Like a gasoline station. Tap into it and you’ve got the fuel you need. Anger? Yeah, I’ve got gallons and gallons of that. I’ve got tankers full.
“How hard is it to do though? Is it like a quadruple flip in gymnastics or a quad jump in skating or something?”
“Yeah. It’s hard. But you and me, we’ve always been the best. We can do the hardest tricks. But the other reason why it’s hard and why artists don’t want to do it? It messes with your mind. When you go to a dark place, it makes you a dark person.”
I’m already that person.
“I want to try,” I tell him. I flash back to the other day at practice.
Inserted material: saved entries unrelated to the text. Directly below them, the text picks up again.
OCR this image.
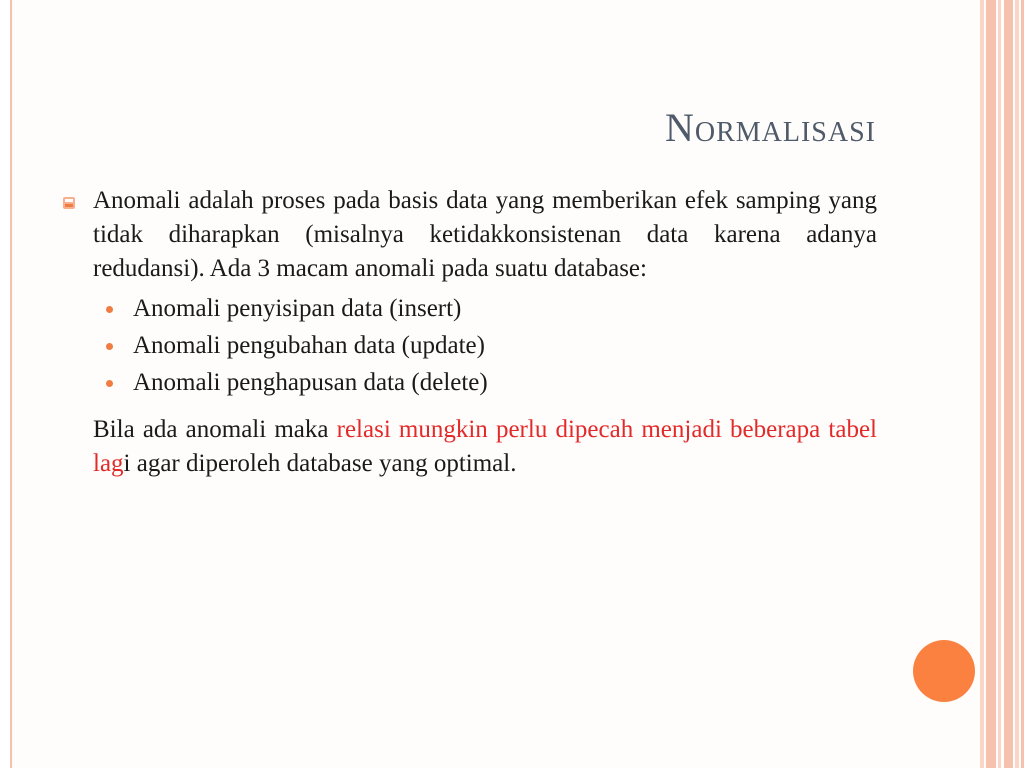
Normalisasi

Anomali adalah proses pada basis data yang memberikan efek samping yang tidak diharapkan (misalnya ketidakkonsistenan data karena adanya redudansi). Ada 3 macam anomali pada suatu database:

Anomali penyisipan data (insert)
Anomali pengubahan data (update)
Anomali penghapusan data (delete)

Bila ada anomali maka relasi mungkin perlu dipecah menjadi beberapa tabel lagi agar diperoleh database yang optimal.
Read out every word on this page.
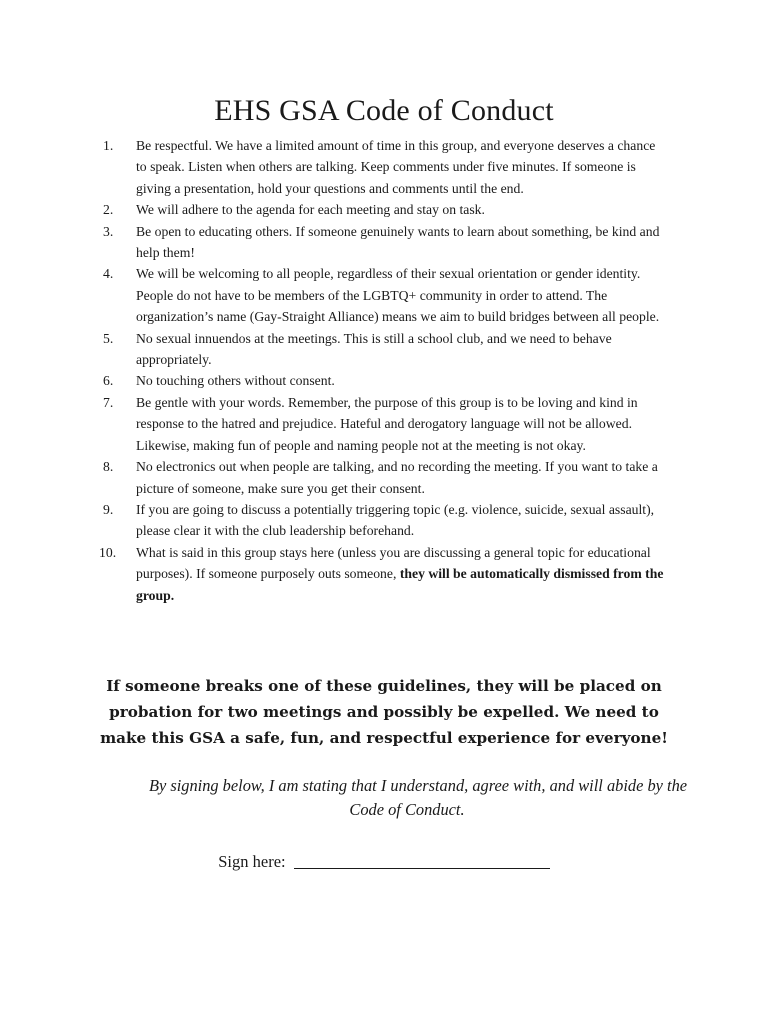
EHS GSA Code of Conduct
1.	Be respectful. We have a limited amount of time in this group, and everyone deserves a chance to speak. Listen when others are talking. Keep comments under five minutes. If someone is giving a presentation, hold your questions and comments until the end.
2.	We will adhere to the agenda for each meeting and stay on task.
3.	Be open to educating others. If someone genuinely wants to learn about something, be kind and help them!
4.	We will be welcoming to all people, regardless of their sexual orientation or gender identity. People do not have to be members of the LGBTQ+ community in order to attend. The organization’s name (Gay-Straight Alliance) means we aim to build bridges between all people.
5.	No sexual innuendos at the meetings. This is still a school club, and we need to behave appropriately.
6.	No touching others without consent.
7.	Be gentle with your words. Remember, the purpose of this group is to be loving and kind in response to the hatred and prejudice. Hateful and derogatory language will not be allowed. Likewise, making fun of people and naming people not at the meeting is not okay.
8.	No electronics out when people are talking, and no recording the meeting. If you want to take a picture of someone, make sure you get their consent.
9.	If you are going to discuss a potentially triggering topic (e.g. violence, suicide, sexual assault), please clear it with the club leadership beforehand.
10.	What is said in this group stays here (unless you are discussing a general topic for educational purposes). If someone purposely outs someone, they will be automatically dismissed from the group.

If someone breaks one of these guidelines, they will be placed on probation for two meetings and possibly be expelled. We need to make this GSA a safe, fun, and respectful experience for everyone!

By signing below, I am stating that I understand, agree with, and will abide by the Code of Conduct.

Sign here:
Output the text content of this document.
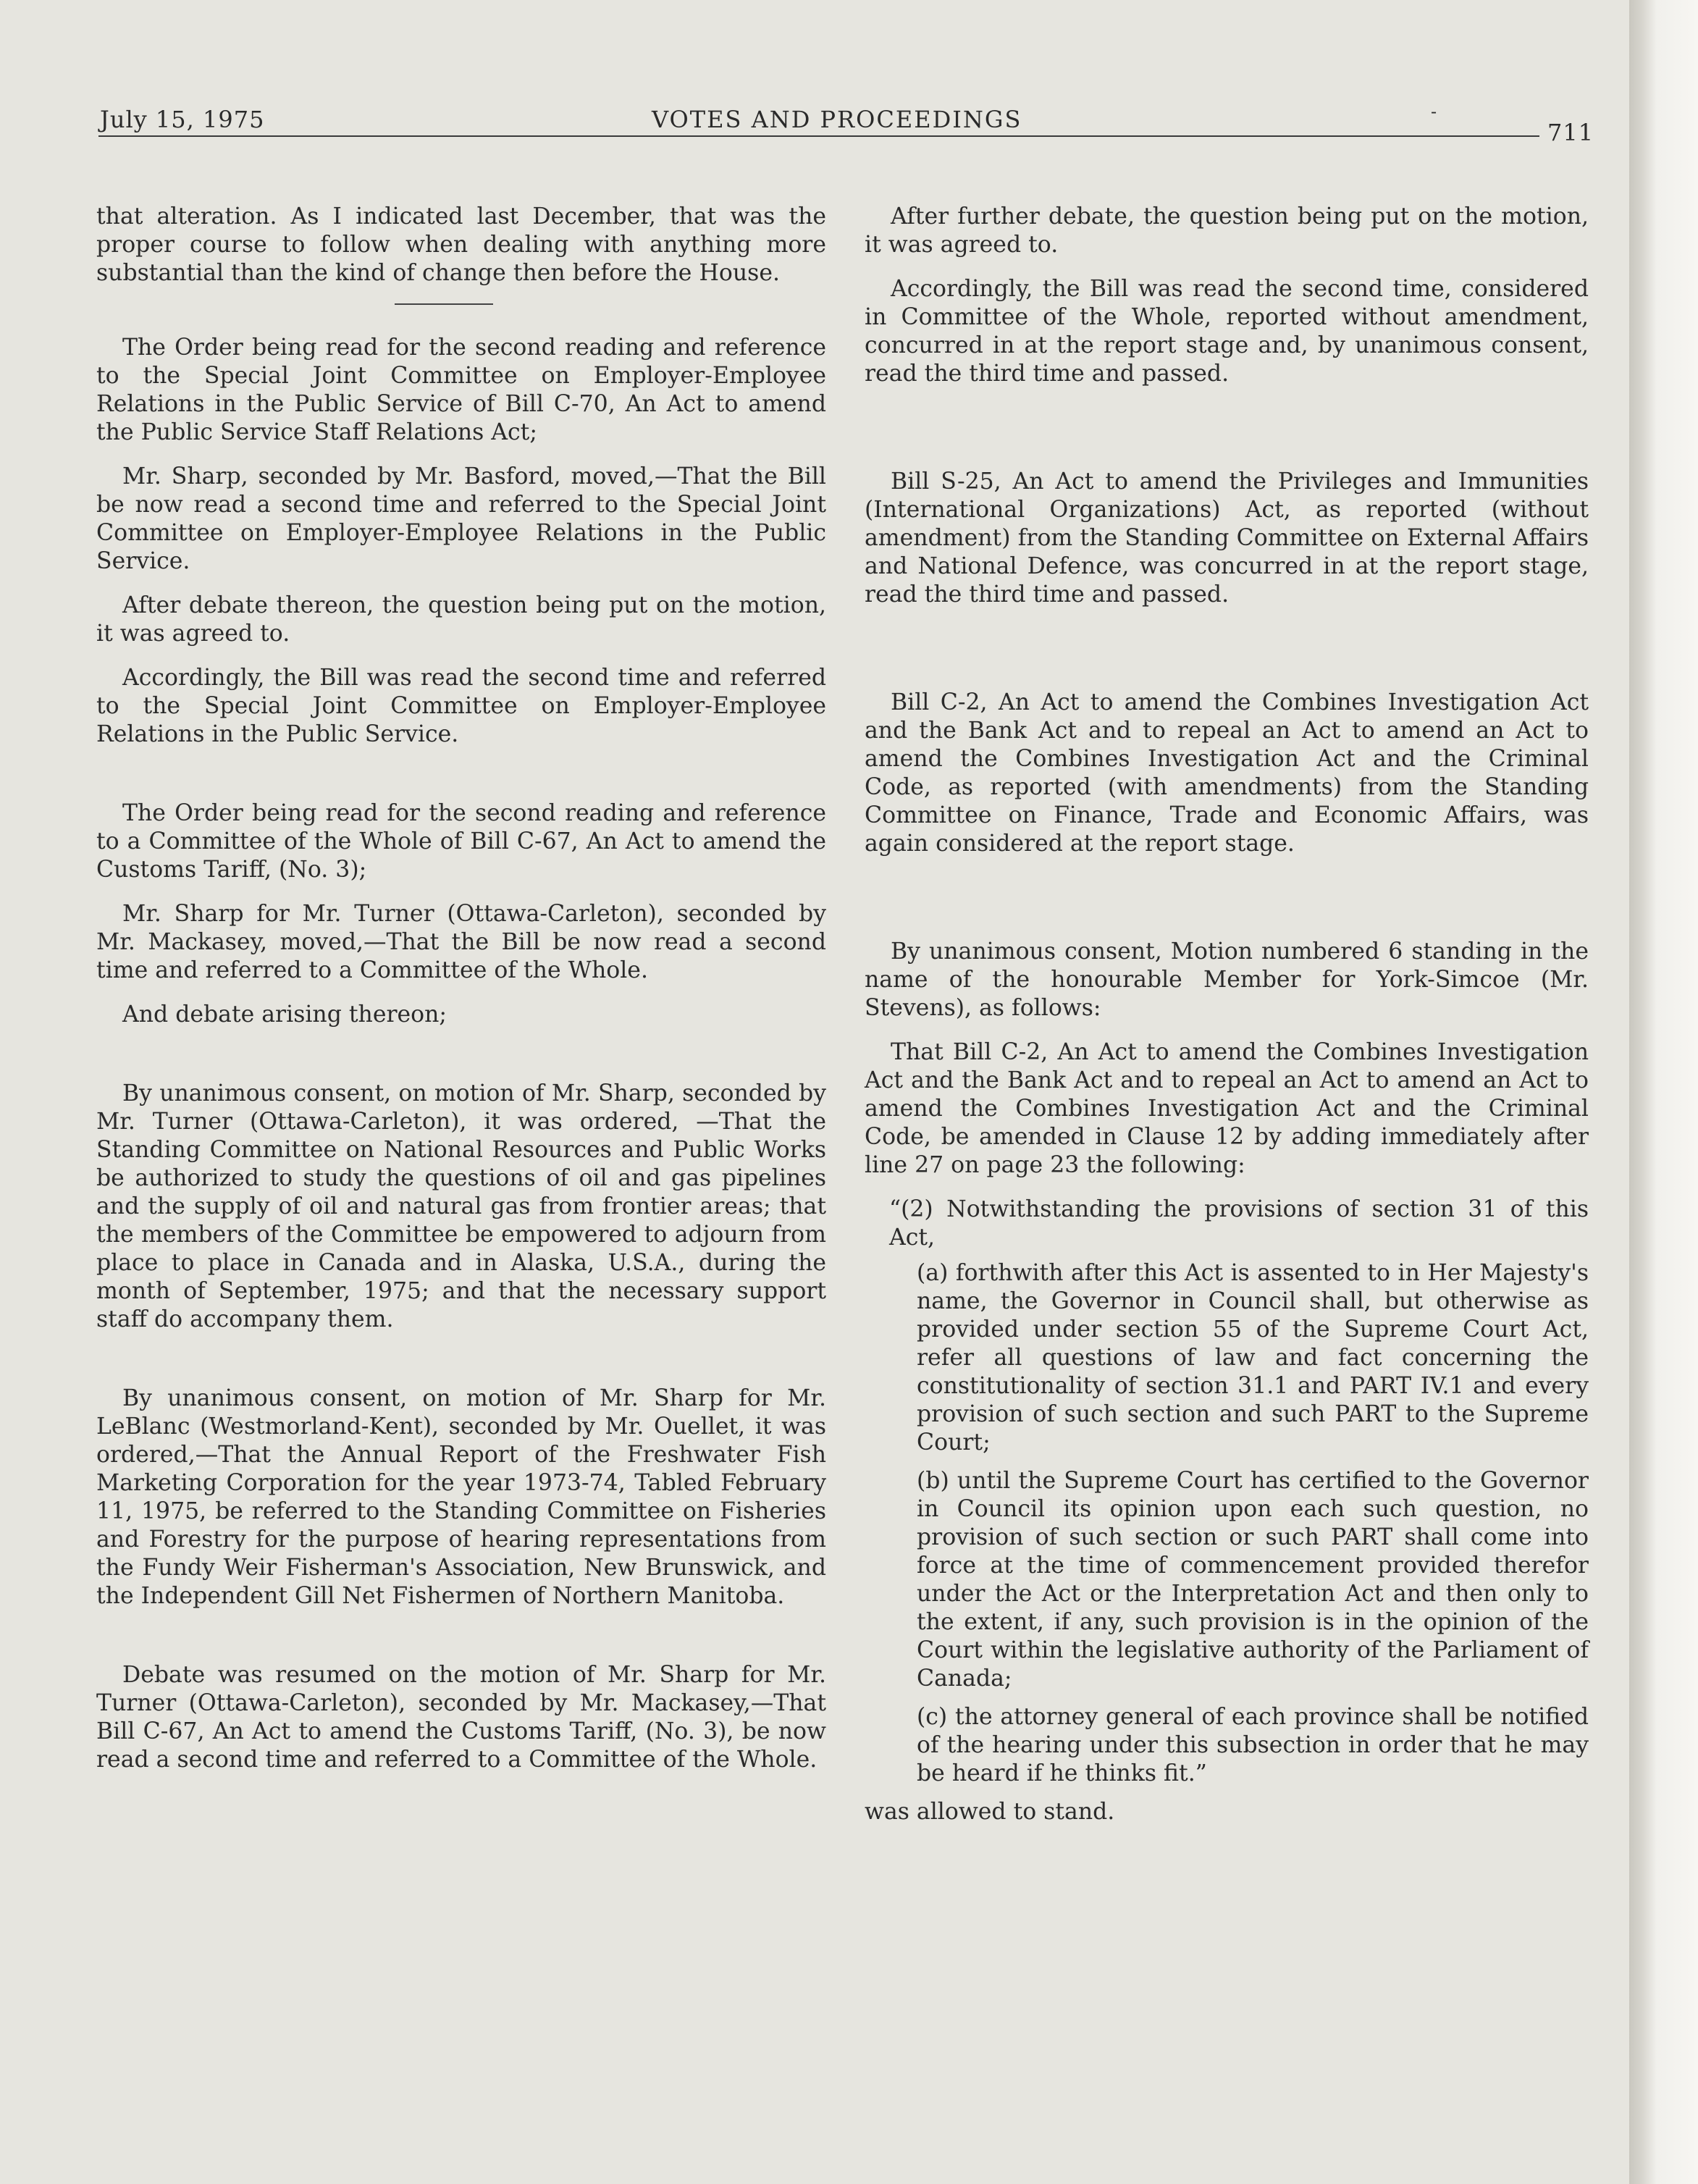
July 15, 1975	VOTES AND PROCEEDINGS	-
711

that alteration. As I indicated last December, that was the proper course to follow when dealing with anything more substantial than the kind of change then before the House.

The Order being read for the second reading and reference to the Special Joint Committee on Employer-Employee Relations in the Public Service of Bill C-70, An Act to amend the Public Service Staff Relations Act;

Mr. Sharp, seconded by Mr. Basford, moved,—That the Bill be now read a second time and referred to the Special Joint Committee on Employer-Employee Relations in the Public Service.

After debate thereon, the question being put on the motion, it was agreed to.

Accordingly, the Bill was read the second time and referred to the Special Joint Committee on Employer-Employee Relations in the Public Service.

The Order being read for the second reading and reference to a Committee of the Whole of Bill C-67, An Act to amend the Customs Tariff, (No. 3);

Mr. Sharp for Mr. Turner (Ottawa-Carleton), seconded by Mr. Mackasey, moved,—That the Bill be now read a second time and referred to a Committee of the Whole.

And debate arising thereon;

By unanimous consent, on motion of Mr. Sharp, seconded by Mr. Turner (Ottawa-Carleton), it was ordered, —That the Standing Committee on National Resources and Public Works be authorized to study the questions of oil and gas pipelines and the supply of oil and natural gas from frontier areas; that the members of the Committee be empowered to adjourn from place to place in Canada and in Alaska, U.S.A., during the month of September, 1975; and that the necessary support staff do accompany them.

By unanimous consent, on motion of Mr. Sharp for Mr. LeBlanc (Westmorland-Kent), seconded by Mr. Ouellet, it was ordered,—That the Annual Report of the Freshwater Fish Marketing Corporation for the year 1973-74, Tabled February 11, 1975, be referred to the Standing Committee on Fisheries and Forestry for the purpose of hearing representations from the Fundy Weir Fisherman's Association, New Brunswick, and the Independent Gill Net Fishermen of Northern Manitoba.

Debate was resumed on the motion of Mr. Sharp for Mr. Turner (Ottawa-Carleton), seconded by Mr. Mackasey,—That Bill C-67, An Act to amend the Customs Tariff, (No. 3), be now read a second time and referred to a Committee of the Whole.

After further debate, the question being put on the motion, it was agreed to.

Accordingly, the Bill was read the second time, considered in Committee of the Whole, reported without amendment, concurred in at the report stage and, by unanimous consent, read the third time and passed.

Bill S-25, An Act to amend the Privileges and Immunities (International Organizations) Act, as reported (without amendment) from the Standing Committee on External Affairs and National Defence, was concurred in at the report stage, read the third time and passed.

Bill C-2, An Act to amend the Combines Investigation Act and the Bank Act and to repeal an Act to amend an Act to amend the Combines Investigation Act and the Criminal Code, as reported (with amendments) from the Standing Committee on Finance, Trade and Economic Affairs, was again considered at the report stage.

By unanimous consent, Motion numbered 6 standing in the name of the honourable Member for York-Simcoe (Mr. Stevens), as follows:

That Bill C-2, An Act to amend the Combines Investigation Act and the Bank Act and to repeal an Act to amend an Act to amend the Combines Investigation Act and the Criminal Code, be amended in Clause 12 by adding immediately after line 27 on page 23 the following:

“(2) Notwithstanding the provisions of section 31 of this Act,

(a) forthwith after this Act is assented to in Her Majesty's name, the Governor in Council shall, but otherwise as provided under section 55 of the Supreme Court Act, refer all questions of law and fact concerning the constitutionality of section 31.1 and PART IV.1 and every provision of such section and such PART to the Supreme Court;

(b) until the Supreme Court has certified to the Governor in Council its opinion upon each such question, no provision of such section or such PART shall come into force at the time of commencement provided therefor under the Act or the Interpretation Act and then only to the extent, if any, such provision is in the opinion of the Court within the legislative authority of the Parliament of Canada;

(c) the attorney general of each province shall be notified of the hearing under this subsection in order that he may be heard if he thinks fit.”

was allowed to stand.
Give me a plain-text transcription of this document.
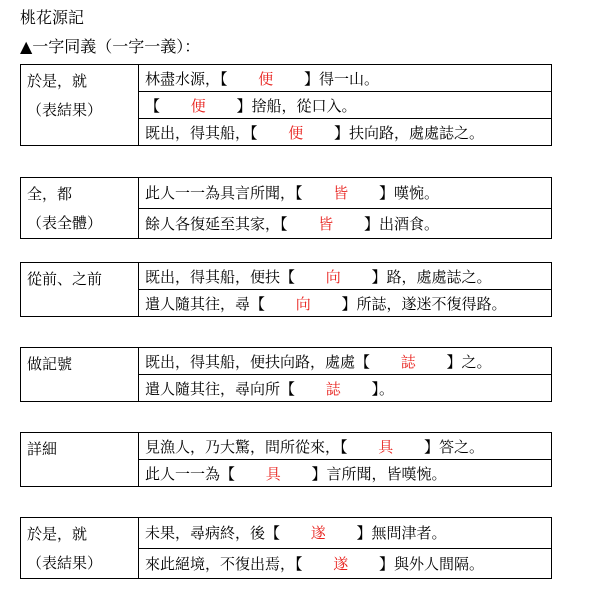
桃花源記
▲一字同義（一字一義）：
於是，就
（表結果）
	林盡水源，【 便 】得一山。
【 便 】捨船，從口入。
既出，得其船，【 便 】扶向路，處處誌之。
全，都
（表全體）
	此人一一為具言所聞，【 皆 】嘆惋。
餘人各復延至其家，【 皆 】出酒食。
從前、之前	既出，得其船，便扶【 向 】路，處處誌之。
遣人隨其往，尋【 向 】所誌，遂迷不復得路。
做記號	既出，得其船，便扶向路，處處【 誌 】之。
遣人隨其往，尋向所【 誌 】。
詳細	見漁人，乃大驚，問所從來，【 具 】答之。
此人一一為【 具 】言所聞，皆嘆惋。
於是，就
（表結果）
	未果，尋病終，後【 遂 】無問津者。
來此絕境，不復出焉，【 遂 】與外人間隔。
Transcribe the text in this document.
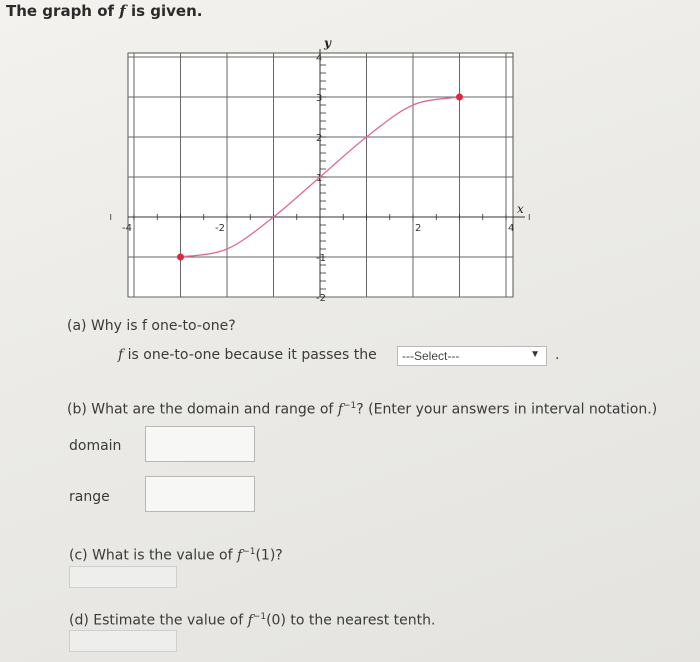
The graph of f is given.
-4	-2	2	4
-2
-1
1
2
3
4
x
y
(a) Why is f one-to-one?
f is one-to-one because it passes the	---Select---	▼ .
(b) What are the domain and range of $f^{-1}$? (Enter your answers in interval notation.)
domain
range
(c) What is the value of $f^{-1}(1)$?
(d) Estimate the value of $f^{-1}(0)$ to the nearest tenth.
The faint outline of a pair of eyes I saw when I threw that last fireball at the concrete wall. Thinking of my dad. “I know I can do this.”
Two hours later—two hours of picturing my father and all the ways I’ve daydreamed about using my powers on him—I’ve managed a crude outline of arms, legs, the beginnings of my face in fiery form. It does my bidding. It moves with me.
This trick could be my ticket to saving everyone.